DAVA : Kaçakçılıktan sanık Namık’ın aklanmasına ve eşyaların geri verilmesine dair ( Trabzon Asliye Ceza Mahkemesi )nden verilen 13.7. 1978 gün ve 228/375 sayılı hüküm müdahil vekilinin temyizi üzerine Yargıtay Yedinci Ceza Dairesi’nce incelenerek bozulup yerine geri çevrilmiştir.
İlk hükümde direnmeye ilişkin aynı mahkemeden verilen 15.3.1979 gün ve 675/1 17 sayılı son hükmün Yargıtay’ca incelenmesi müdahil vekili tarafından süresinde verilen dilekçe ile istenilmiş ve koşuluda yerine getirilmiş olduğundan, dosya C. Başsavcılığı’nın hükmü bozulması istemini bildiren 7.6. 1979 gün ve 7/4057 sayılı tebliğnamesiyle Birinci Başkanlığa gönderilmekle Ceza Genel Kurulun’ca okundu, gereği konuşulup düşünüldü:
KARAR : Kaçakçılıktan sanık Namık’ın aklanması biçiminde kurulan hükmü özel daire; ( CMUK.nun 253. maddesine aykırı biçimde sanığın beraati yerine, aklanmasına karar verilmesi ) isabetsizliğinden sair yönleri incelenmeksizin bozulmasına karar vermiş, yerel mahkeme ise “aklanma”, sözcüğünün beraat karşılığı olarak kullanılmasında yasaya aykırı bir yön bulunmadığı, zira hukuki bir kuralın uygulanmaması, yahut yanlış uygulanmasının söz konusu olmadığını, Türk Dil Kurumu’nun bu güne dek yayınladığı sözcüklerle aklanma sözcüğü beraat ve ibra sözcüğüne karşılık olarak gösterildiği, Anayasa’nın 3. maddesinde ( Resmi dil Türkçe’dir ) hükmünün yer aldığını, hukuk dilinin araştırılmasında hukukçuların da bir ödevi bulunduğunu ileri sürerek önceki hükümde direnmiştir.
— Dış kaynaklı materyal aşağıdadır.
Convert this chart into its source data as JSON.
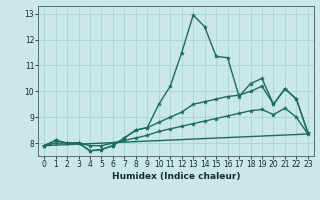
{
  "title": "",
  "xlabel": "Humidex (Indice chaleur)",
  "xlim": [
    -0.5,
    23.5
  ],
  "ylim": [
    7.5,
    13.3
  ],
  "xticks": [
    0,
    1,
    2,
    3,
    4,
    5,
    6,
    7,
    8,
    9,
    10,
    11,
    12,
    13,
    14,
    15,
    16,
    17,
    18,
    19,
    20,
    21,
    22,
    23
  ],
  "yticks": [
    8,
    9,
    10,
    11,
    12,
    13
  ],
  "background_color": "#cbe8e8",
  "grid_color": "#b0d5d5",
  "line_color": "#1a6b60",
  "lines": [
    {
      "x": [
        0,
        1,
        2,
        3,
        4,
        5,
        6,
        7,
        8,
        9,
        10,
        11,
        12,
        13,
        14,
        15,
        16,
        17,
        18,
        19,
        20,
        21,
        22,
        23
      ],
      "y": [
        7.9,
        8.1,
        8.0,
        8.0,
        7.7,
        7.75,
        7.9,
        8.2,
        8.5,
        8.6,
        9.5,
        10.2,
        11.5,
        12.95,
        12.5,
        11.35,
        11.3,
        9.8,
        10.3,
        10.5,
        9.5,
        10.1,
        9.7,
        8.4
      ],
      "has_markers": true
    },
    {
      "x": [
        0,
        1,
        2,
        3,
        4,
        5,
        6,
        7,
        8,
        9,
        10,
        11,
        12,
        13,
        14,
        15,
        16,
        17,
        18,
        19,
        20,
        21,
        22,
        23
      ],
      "y": [
        7.9,
        8.1,
        8.0,
        8.0,
        7.7,
        7.75,
        7.9,
        8.2,
        8.5,
        8.6,
        8.8,
        9.0,
        9.2,
        9.5,
        9.6,
        9.7,
        9.8,
        9.85,
        10.0,
        10.2,
        9.5,
        10.1,
        9.7,
        8.4
      ],
      "has_markers": true
    },
    {
      "x": [
        0,
        1,
        2,
        3,
        4,
        5,
        6,
        7,
        8,
        9,
        10,
        11,
        12,
        13,
        14,
        15,
        16,
        17,
        18,
        19,
        20,
        21,
        22,
        23
      ],
      "y": [
        7.9,
        8.0,
        8.0,
        8.0,
        7.9,
        7.9,
        8.0,
        8.1,
        8.2,
        8.3,
        8.45,
        8.55,
        8.65,
        8.75,
        8.85,
        8.95,
        9.05,
        9.15,
        9.25,
        9.3,
        9.1,
        9.35,
        9.0,
        8.35
      ],
      "has_markers": true
    },
    {
      "x": [
        0,
        23
      ],
      "y": [
        7.9,
        8.35
      ],
      "has_markers": false
    }
  ],
  "marker": "*",
  "markersize": 3.0,
  "linewidth": 1.0,
  "xlabel_fontsize": 6.5,
  "tick_fontsize": 5.5
}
CYUY.nın 253. maddesinde ( duruşmanın sona erdiği tefhim olunduktan sonra hüküm verilir. Sanığın beraatine veya mahkumiyetine. davanın reddine veya düşürülmesine ve muhakemenin durmasına dair kararlar hükümdür ). kuralı getirilmiş ve aynı Yasanın 260. maddesinde beraat hükmünün içereceği koşullar gösterilmiştir. Görüldüğü gibi beraat hukuk bitimi açısından bir sözcük değil, bir terim ( mefhum ) dur. Nitekim Lügatı Naci, Meydan Larus ve Türk Hukuku Sözlüğünde ( v.b.g. ) tanımı bu yönde yapılmaktadır. Bu nedenledir ki yasa buyruğu gibi, duruşmanın sona ermesini izleyerek verilecek kararlardan birinin ancak beraat biçiminde olması halinde yasal anlamda bir hükmün varlığından bahsedilecek aksi halde ise CYUY.nın 307 ve 308. maddelerinde yazılı kanuna muhalefet hali oluşmuş olacaktır.
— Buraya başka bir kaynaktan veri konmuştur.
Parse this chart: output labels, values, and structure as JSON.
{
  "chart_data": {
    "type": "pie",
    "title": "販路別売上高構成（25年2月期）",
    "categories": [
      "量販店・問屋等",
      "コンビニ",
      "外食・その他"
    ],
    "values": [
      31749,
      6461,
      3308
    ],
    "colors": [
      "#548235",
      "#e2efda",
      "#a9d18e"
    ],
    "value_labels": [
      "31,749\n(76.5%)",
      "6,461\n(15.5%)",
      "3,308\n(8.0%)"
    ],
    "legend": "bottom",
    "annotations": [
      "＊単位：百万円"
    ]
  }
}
Diğer taraftan yine muhtelif sözlüklerde ( Logat ), bir dildeki kelimelerin manalarını aynı dil veya başka bir dil ile tanımlayan kitap olarak belirtilmiştir. Şu halde Cumhuriyet döneminden önce veya sonra yazılmış bir kısım sözlüklerde beraat sözcüğünün tanımı yapılırken ( temizlenmek, ağarmak, temize çıkmak, anlık veya aklanmak ) biçiminde yapılan açıklamalarda sözcüğün anlamını ifade için kullanıldığı kabul edilerek bunların karşıt sözcükler olarak gösterilmediğini belirtmek gerekir.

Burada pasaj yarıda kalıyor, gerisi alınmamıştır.